Azure Ad is sending empty value in the patch api call. I am using below expression in customappsso attribute mapping:
AppRoleAssignmentsComplex([appRoleAssignments])
I am getting patch request as following:
{
"schemas": ["urn:ietf:params:scim:api:messages:2.0:PatchOp"],
"Operations": [
"op": "add",
"path": "urn:ietf:params:scim:schemas:extension:custom:2.0:User.Roles",
"value": {}
]
}
I have specified this urn as Multivalue string in customappsso attribute section.
This works fine for create. But for update in patch call, it sends empty if nothing is changed. As per scim specification empty or null Value is not supported in patch.
I am using unboundid scim dependency and PatchRequest class in it in Controller endpoint.
Custom multi-valued attributes and custom complex attributes aren't supported by AAD/Entra Provisioning.
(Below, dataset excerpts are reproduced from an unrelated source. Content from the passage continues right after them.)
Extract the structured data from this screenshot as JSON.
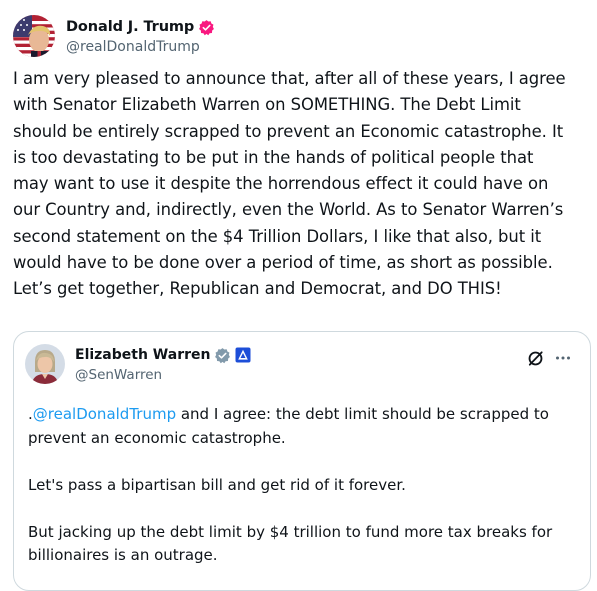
{
  "post": {
    "author": {
      "display_name": "Donald J. Trump",
      "handle": "@realDonaldTrump",
      "badge": "verified-badge-pink",
      "badge_color": "#f91880"
    },
    "text": "I am very pleased to announce that, after all of these years, I agree\nwith Senator Elizabeth Warren on SOMETHING. The Debt Limit\nshould be entirely scrapped to prevent an Economic catastrophe. It\nis too devastating to be put in the hands of political people that\nmay want to use it despite the horrendous effect it could have on\nour Country and, indirectly, even the World. As to Senator Warren’s\nsecond statement on the $4 Trillion Dollars, I like that also, but it\nwould have to be done over a period of time, as short as possible.\nLet’s get together, Republican and Democrat, and DO THIS!"
  },
  "quote": {
    "author": {
      "display_name": "Elizabeth Warren",
      "handle": "@SenWarren",
      "badge": "government-badge-gray",
      "badge_color": "#829aab",
      "affiliate_icon": "senate-affiliate-icon",
      "affiliate_color": "#1d4ed8"
    },
    "body": {
      "prefix": ".",
      "mention": "@realDonaldTrump",
      "line1_rest": " and I agree: the debt limit should be scrapped to prevent an economic catastrophe.",
      "para2": "Let's pass a bipartisan bill and get rid of it forever.",
      "para3": "But jacking up the debt limit by $4 trillion to fund more tax breaks for billionaires is an outrage."
    },
    "actions": {
      "grok_icon": "grok-icon",
      "more_icon": "more-icon"
    }
  },
  "colors": {
    "text": "#0f1419",
    "secondary": "#536471",
    "link": "#1d9bf0",
    "border": "#cfd9de"
  }
}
The only exception is custom mv/complex attributes added by MS engineering to gallery application provisioning integrations.
Unfortunately, the UI doesn't block adding these types of attributes, even if they won't work properly.
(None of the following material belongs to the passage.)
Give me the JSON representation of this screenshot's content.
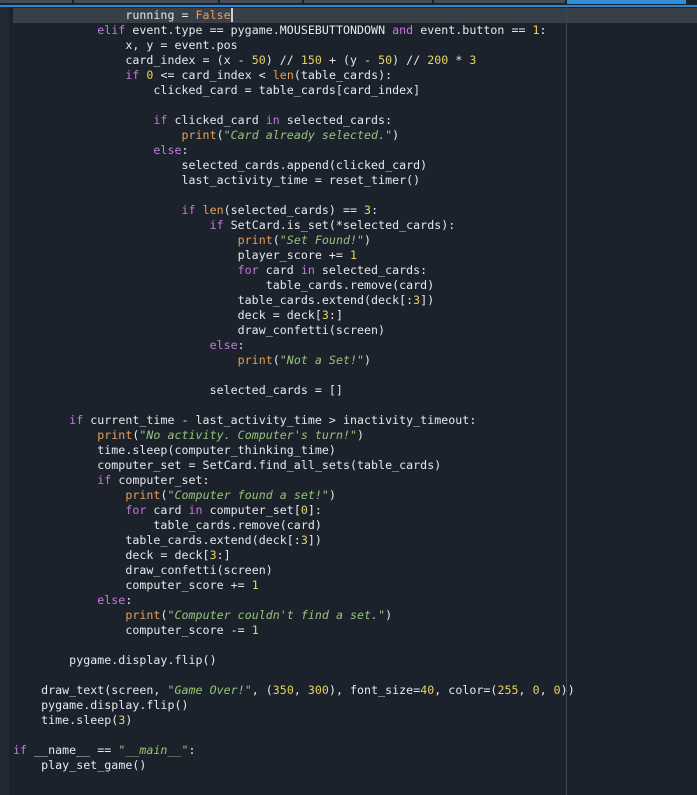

Specifically, for your issue, you shouldn't be using a custom roles attribute - refer to the SCIM schema spec (RFC 7643) and implement the user resource's "roles" attribute that already exists as part of the core user schema. That should resolve your issue. The core user schema's "roles" attribute is the only SCIM attribute that the [appRoleAssignments] source attribute (+ related functions) is intended to map to.